Making Steel Pay Its Way at the New USX

July 15, 1986|JAMES FLANIGAN

United States Steel Corp., one of American industry's most perplexing and yet fascinating companies, and its controversial chairman, David M. Roderick, are at it again.

Last week, U.S. Steel announced that it was changing its name to USX Corp. and making the steel business, on which the corporation was founded 85 years ago, one of four separate divisions in a new holding company structure.

Roderick, who has led the company since 1979, explained that he made the move to force the steel business to pay its own bills, finance its own modernization. "Over the past five years, the steel division has been a major cost to the corporation," he said.

U.S. Steel in March released a study by the Price Waterhouse accounting firm showing that if steel operations had been independent since 1980, they would have shown pretax losses of $2.4 billion.

The reason such figures never appeared in a U.S. Steel annual report was that some steel costs were absorbed by other company operations, such as oil and gas, chemicals and engineering.

Entire Industry in Trouble

Which is interesting, no doubt. But the point is a little unclear. Nobody doubts that the steel business has been in trouble, at this company as at every other.

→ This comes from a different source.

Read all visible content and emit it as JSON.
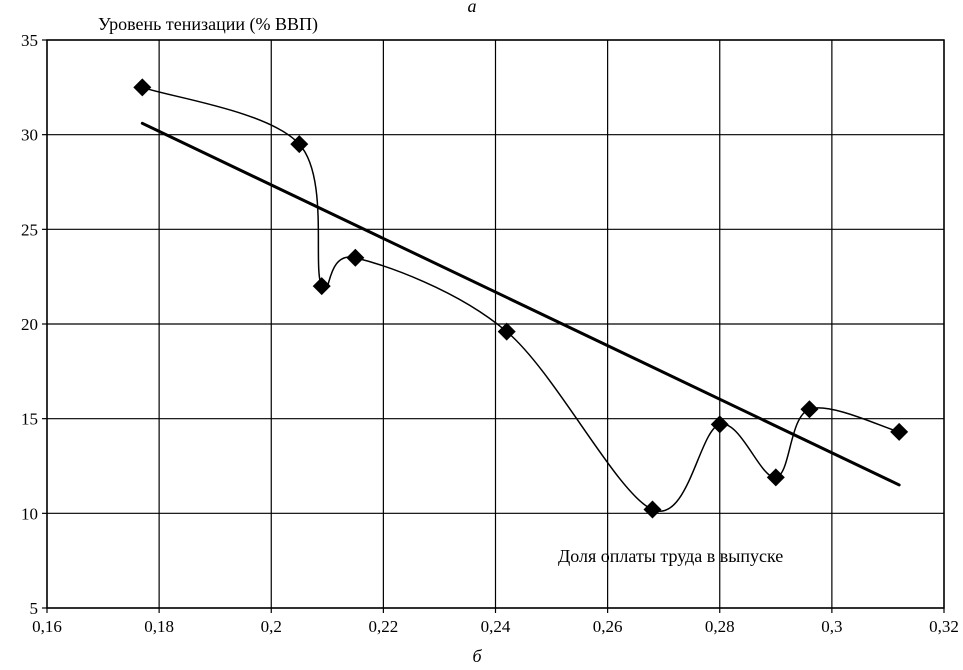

Roderick, after all, has closed down more than 150 plants and laid off about 100,000 people in an attempt to shrink Big Steel's operations to a size at which they can be profitable.

Last year, steel accounted for one-third of U.S. Steel's $19.3 billion in sales and 2% of its pretax income--the bulk of the profit coming from oil and gas.

But that was the way Roderick planned it in 1982, when he acquired Marathon Oil for $5.9 billion. Oil would provide the cash flow to see the company through the wrenching transitions in steel, an industry with massive worldwide overcapacity in which American producers--even with an assist from import quotas--managed to ship only 69% of their capability last year.

Roderick was roundly criticized for putting money into oil instead of steel at the time of the Marathon acquisition. But lately even Lynn Williams, president of the United Steelworkers, compliments him for it. "The Marathon purchase enabled them to do some things in terms of modernizing steel plants that companies which are entirely in steel have trouble doing," Williams said in a recent interview in Inc. magazine.

Short-Term Tactics

Roderick also, in his annual reports, has been telling shareholders of the "revitalization of our steel sector."

So why make this big deal about steel now? The short-term reason is tactical. USX wants to show Williams how troubled the business is because it wants steep wage and work rule concessions in labor contract negotiations this month. The union wants improved job security, and both sides seem prepared for a strike when the old three-year contract expires July 31.

But down the road, in a year or two perhaps, there is a real possibility that the steel division will be somehow spun off as a separate company with public shareholders and union members such as Williams on the board of directors.

There is speculation to that effect today, and support for the idea. "It would enhance shareholder value," says analyst Richard McClow of Chicago's Duff & Phelps research firm. USX, selling currently at under $20 a share, sold at three times that price back in the 1970s.

The idea is fascinating, beyond the stock market's enthusiasm for new issues, because--like so much of the Pittsburgh giant's recent history--it makes you ponder the purpose of the corporation in society.

Roderick in buying Marathon in 1982 and Texas Oil & Gas last year (short term, at least, his timing is atrocious) takes the position that the corporation is an independent economic entity whose existence transcends specific products or industries.

Williams, a tough and shrewd union leader, doesn't disagree with that position. But he holds that employees should have more of a say in running such an economic entity.

Last year, Williams established in court that a bankrupt company's creditors include its employees, and as a result he sits on the board of Wheeling-Pittsburgh Steel Corp. He faults steel managers for not having reacted quickly enough to the overcapacity and diminished steel usage that threatened their business.

Roderick, no doubt, would counter that one of the mistakes that steel managers made, back in the 1960s, was to give away the store to the United Steelworkers, whose pay is now double that of Japanese steelworkers.

How these two adversaries--neither of whom has any illusions about labor-management "cooperation"--work out the destiny of USX's 85-year-old steel business in the next few years will have significance beyond standard wage negotiations.